Он вспомнил раскаленный воздух, что обжег его в БМД, как задыхался от боли, как горело живое человеческое тело. И голос с тех времен ворвался в его мозг.

— Гвардии майор Ермаков! Разрешите поговорить с вами!

Чужой голос наяву ударил обухом…

Севастополь

Теплый майский ветерок ласкал лицо, соленый морской воздух до сих пор будоражил кровь старого моряка. С высокого мостика линкора «Адмирал Ушаков», флагмана Черноморского флота, вся Ахтиарская бухта и город были как на ладони, мирный город, будто не было шести лет войн и смуты, а вернулось то благословенное время, уже почти забытое.

— Может быть, и вернулось, — адмирал Колчак печально усмехнулся, тонкие губы сжались, — вот только флота у нас нет…
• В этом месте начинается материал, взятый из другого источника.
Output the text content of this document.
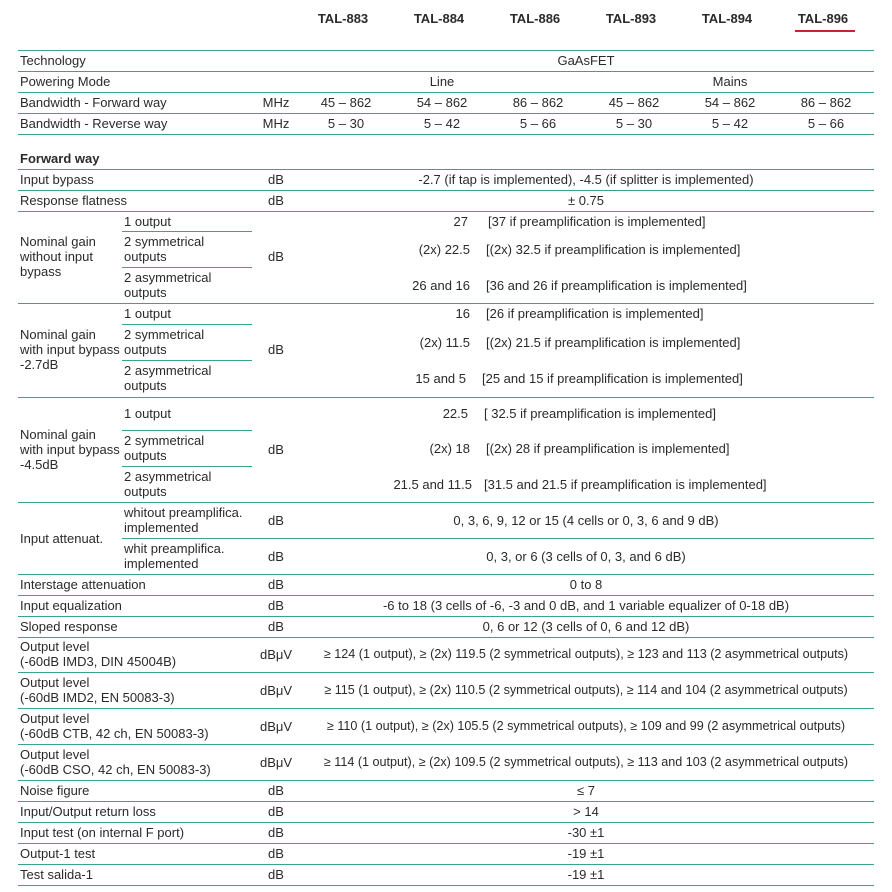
TAL-883	TAL-884	TAL-886	TAL-893	TAL-894	TAL-896
Technology	GaAsFET
Powering Mode	Line	Mains
Bandwidth - Forward way	MHz	45 – 862	54 – 862	86 – 862	45 – 862	54 – 862	86 – 862
Bandwidth - Reverse way	MHz	5 – 30	5 – 42	5 – 66	5 – 30	5 – 42	5 – 66
Forward way
Input bypass	dB	-2.7 (if tap is implemented), -4.5 (if splitter is implemented)
Response flatness	dB	± 0.75
Nominal gain without input bypass
dB
1 output	27 [37 if preamplification is implemented]
2 symmetrical outputs	(2x) 22.5 [(2x) 32.5 if preamplification is implemented]
2 asymmetrical outputs	26 and 16 [36 and 26 if preamplification is implemented]
Nominal gain with input bypass -2.7dB
dB
1 output	16 [26 if preamplification is implemented]
2 symmetrical outputs	(2x) 11.5 [(2x) 21.5 if preamplification is implemented]
2 asymmetrical outputs	15 and 5 [25 and 15 if preamplification is implemented]
Nominal gain with input bypass -4.5dB
dB
1 output	22.5 [ 32.5 if preamplification is implemented]
2 symmetrical outputs	(2x) 18 [(2x) 28 if preamplification is implemented]
2 asymmetrical outputs	21.5 and 11.5 [31.5 and 21.5 if preamplification is implemented]
Input attenuat.
whitout preamplifica. implemented	dB	0, 3, 6, 9, 12 or 15 (4 cells or 0, 3, 6 and 9 dB)
whit preamplifica. implemented	dB	0, 3, or 6 (3 cells of 0, 3, and 6 dB)
Interstage attenuation	dB	0 to 8
Input equalization	dB	-6 to 18 (3 cells of -6, -3 and 0 dB, and 1 variable equalizer of 0-18 dB)
Sloped response	dB	0, 6 or 12 (3 cells of 0, 6 and 12 dB)
Output level
(-60dB IMD3, DIN 45004B)	dBμV	≥ 124 (1 output), ≥ (2x) 119.5 (2 symmetrical outputs), ≥ 123 and 113 (2 asymmetrical outputs)
Output level
(-60dB IMD2, EN 50083-3)	dBμV	≥ 115 (1 output), ≥ (2x) 110.5 (2 symmetrical outputs), ≥ 114 and 104 (2 asymmetrical outputs)
Output level
(-60dB CTB, 42 ch, EN 50083-3)	dBμV	≥ 110 (1 output), ≥ (2x) 105.5 (2 symmetrical outputs), ≥ 109 and 99 (2 asymmetrical outputs)
Output level
(-60dB CSO, 42 ch, EN 50083-3)	dBμV	≥ 114 (1 output), ≥ (2x) 109.5 (2 symmetrical outputs), ≥ 113 and 103 (2 asymmetrical outputs)
Noise figure	dB	≤ 7
Input/Output return loss	dB	> 14
Input test (on internal F port)	dB	-30 ±1
Output-1 test	dB	-19 ±1
Test salida-1	dB	-19 ±1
Громады броненосцев, приткнувшиеся к берегу темными коробками ржавеющего металла, бывшие раньше грозною силою, которая гоняла по морю даже «Гебен», резали глаз.
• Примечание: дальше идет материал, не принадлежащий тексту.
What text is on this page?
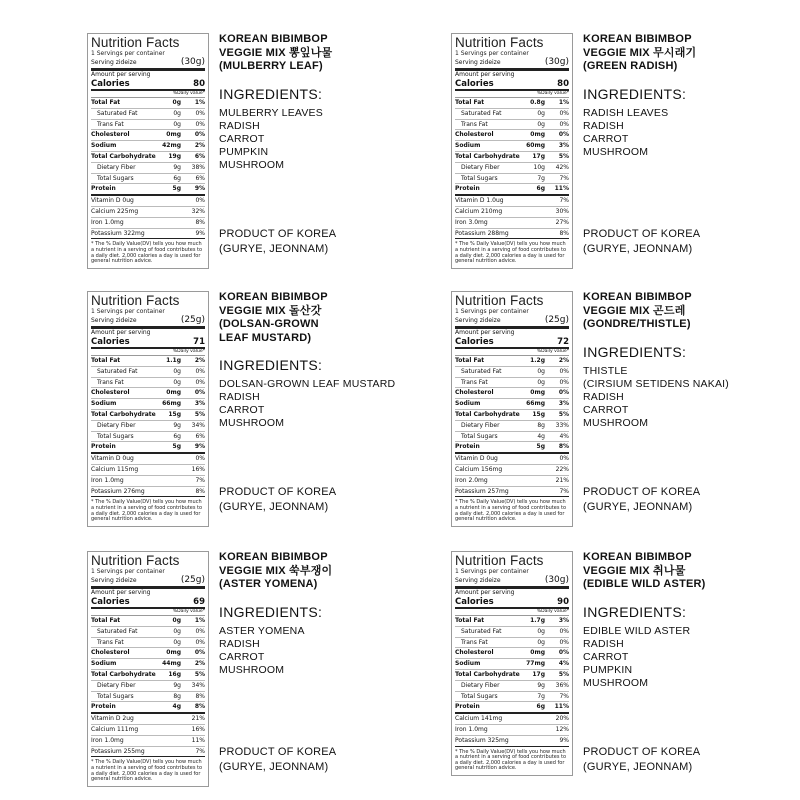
Nutrition Facts
1 Servings per container
Serving zideize	(30g)
Amount per serving
Calories	80
%Daily value*
Total Fat	0g	1%
Saturated Fat	0g	0%
Trans Fat	0g	0%
Cholesterol	0mg	0%
Sodium	42mg	2%
Total Carbohydrate	19g	6%
Dietary Fiber	9g	38%
Total Sugars	6g	6%
Protein	5g	9%
Vitamin D 0ug	0%
Calcium 225mg	32%
Iron 1.0mg	8%
Potassium 322mg	9%
* The % Daily Value(DV) tells you how much a nutrient in a serving of food contributes to a daily diet. 2,000 calories a day is used for general nutrition advice.
KOREAN BIBIMBOP
VEGGIE MIX 뽕잎나물
(MULBERRY LEAF)
INGREDIENTS:
MULBERRY LEAVES
RADISH
CARROT
PUMPKIN
MUSHROOM
PRODUCT OF KOREA
(GURYE, JEONNAM)
Nutrition Facts
1 Servings per container
Serving zideize	(30g)
Amount per serving
Calories	80
%Daily value*
Total Fat	0.8g	1%
Saturated Fat	0g	0%
Trans Fat	0g	0%
Cholesterol	0mg	0%
Sodium	60mg	3%
Total Carbohydrate	17g	5%
Dietary Fiber	10g	42%
Total Sugars	7g	7%
Protein	6g	11%
Vitamin D 1.0ug	7%
Calcium 210mg	30%
Iron 3.0mg	27%
Potassium 288mg	8%
* The % Daily Value(DV) tells you how much a nutrient in a serving of food contributes to a daily diet. 2,000 calories a day is used for general nutrition advice.
KOREAN BIBIMBOP
VEGGIE MIX 무시래기
(GREEN RADISH)
INGREDIENTS:
RADISH LEAVES
RADISH
CARROT
MUSHROOM
PRODUCT OF KOREA
(GURYE, JEONNAM)
Nutrition Facts
1 Servings per container
Serving zideize	(25g)
Amount per serving
Calories	71
%Daily value*
Total Fat	1.1g	2%
Saturated Fat	0g	0%
Trans Fat	0g	0%
Cholesterol	0mg	0%
Sodium	66mg	3%
Total Carbohydrate	15g	5%
Dietary Fiber	9g	34%
Total Sugars	6g	6%
Protein	5g	9%
Vitamin D 0ug	0%
Calcium 115mg	16%
Iron 1.0mg	7%
Potassium 276mg	8%
* The % Daily Value(DV) tells you how much a nutrient in a serving of food contributes to a daily diet. 2,000 calories a day is used for general nutrition advice.
KOREAN BIBIMBOP
VEGGIE MIX 돌산갓
(DOLSAN-GROWN
LEAF MUSTARD)
INGREDIENTS:
DOLSAN-GROWN LEAF MUSTARD
RADISH
CARROT
MUSHROOM
PRODUCT OF KOREA
(GURYE, JEONNAM)
Nutrition Facts
1 Servings per container
Serving zideize	(25g)
Amount per serving
Calories	72
%Daily value*
Total Fat	1.2g	2%
Saturated Fat	0g	0%
Trans Fat	0g	0%
Cholesterol	0mg	0%
Sodium	66mg	3%
Total Carbohydrate	15g	5%
Dietary Fiber	8g	33%
Total Sugars	4g	4%
Protein	5g	8%
Vitamin D 0ug	0%
Calcium 156mg	22%
Iron 2.0mg	21%
Potassium 257mg	7%
* The % Daily Value(DV) tells you how much a nutrient in a serving of food contributes to a daily diet. 2,000 calories a day is used for general nutrition advice.
KOREAN BIBIMBOP
VEGGIE MIX 곤드레
(GONDRE/THISTLE)
INGREDIENTS:
THISTLE
(CIRSIUM SETIDENS NAKAI)
RADISH
CARROT
MUSHROOM
PRODUCT OF KOREA
(GURYE, JEONNAM)
Nutrition Facts
1 Servings per container
Serving zideize	(25g)
Amount per serving
Calories	69
%Daily value*
Total Fat	0g	1%
Saturated Fat	0g	0%
Trans Fat	0g	0%
Cholesterol	0mg	0%
Sodium	44mg	2%
Total Carbohydrate	16g	5%
Dietary Fiber	9g	34%
Total Sugars	8g	8%
Protein	4g	8%
Vitamin D 2ug	21%
Calcium 111mg	16%
Iron 1.0mg	11%
Potassium 255mg	7%
* The % Daily Value(DV) tells you how much a nutrient in a serving of food contributes to a daily diet. 2,000 calories a day is used for general nutrition advice.
KOREAN BIBIMBOP
VEGGIE MIX 쑥부쟁이
(ASTER YOMENA)
INGREDIENTS:
ASTER YOMENA
RADISH
CARROT
MUSHROOM
PRODUCT OF KOREA
(GURYE, JEONNAM)
Nutrition Facts
1 Servings per container
Serving zideize	(30g)
Amount per serving
Calories	90
%Daily value*
Total Fat	1.7g	3%
Saturated Fat	0g	0%
Trans Fat	0g	0%
Cholesterol	0mg	0%
Sodium	77mg	4%
Total Carbohydrate	17g	5%
Dietary Fiber	9g	36%
Total Sugars	7g	7%
Protein	6g	11%
Calcium 141mg	20%
Iron 1.0mg	12%
Potassium 325mg	9%
* The % Daily Value(DV) tells you how much a nutrient in a serving of food contributes to a daily diet. 2,000 calories a day is used for general nutrition advice.
KOREAN BIBIMBOP
VEGGIE MIX 취나물
(EDIBLE WILD ASTER)
INGREDIENTS:
EDIBLE WILD ASTER
RADISH
CARROT
PUMPKIN
MUSHROOM
PRODUCT OF KOREA
(GURYE, JEONNAM)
«Прав был фельдмаршал Кутузов, когда сказал, что он даже не вздохнет по англичанам, если узнает, что их проклятый остров уйдет под воду. Трижды прав!»

Колчак хотел выругаться в три боцманских загиба, но не стал, зная, что за ним смотрят десятки матросов и офицеров, занимавшихся своими делами на просторной палубе линкора.

Гнев адмирала был вызван отношением к тем гадостям, что устроили «просвещенные мореплаватели» Черноморскому флоту. Весною прошлого года союзники, среди которых первой скрипкой, как оно водится всегда, играли англичане, бросили Крым на произвол большевиков.

Но потрудились изрядно перед этим — взорвали паровые машины на всех русских броненосцах, крейсерах и миноносцах, на которые не смогли наложить свою загребущую лапу. Из подлости своей — чтоб красные или белые, не важно, флота на Черном море не имели.

Подводные лодки наскоро затопили, выведя их из бухты на буксирах, а самые лучшие корабли, включая новейший линкор, единственный уцелевший из трех построенных, увели как свои трофеи в Константинополь. Заодно всласть пограбили богатые флотские запасы, накопленные за годы войны, а склады боеприпасов взорвали.

Лишь благодаря бешеной энергии вице-адмирала Саблина да верных долгу морских офицеров белые смогли увести в занятый Добровольческой армией Новороссийск крейсер «Генерал Корнилов», пару эсминцев, подводную лодку да десяток мелких судов.

Однако уже осенью лощеные британцы со скрежетом зубовным вернули обратно хозяевам уведенный линкор и другие корабли, но выставили круглый счет «за спасение русского флота».

Адмирал, будучи тогда в Омске, не сдержался и наговорил резкостей британскому послу. Его жгучая ненависть к союзникам, появившаяся в Сибири, здесь, в легендарном городе русской морской славы, еще более укрепилась. Александр Васильевич всем сердцем жаждал сторицей отплатить за перенесенные унижения и обиды.

Вот только сил у истерзанного осколка белой России не было, так же как и могучего флота. Вечным сном застыли лучшие броненосцы: «Три святителя», «Святой Пантелеймон», «Евстафий» и «Иоанн Златоуст» — и хода дать никогда не смогут, и пушки приведены в негодность. Ремонтировать их накладно, да и не нужно по большому счету. Век броненосцев прошел с появлением дредноутов.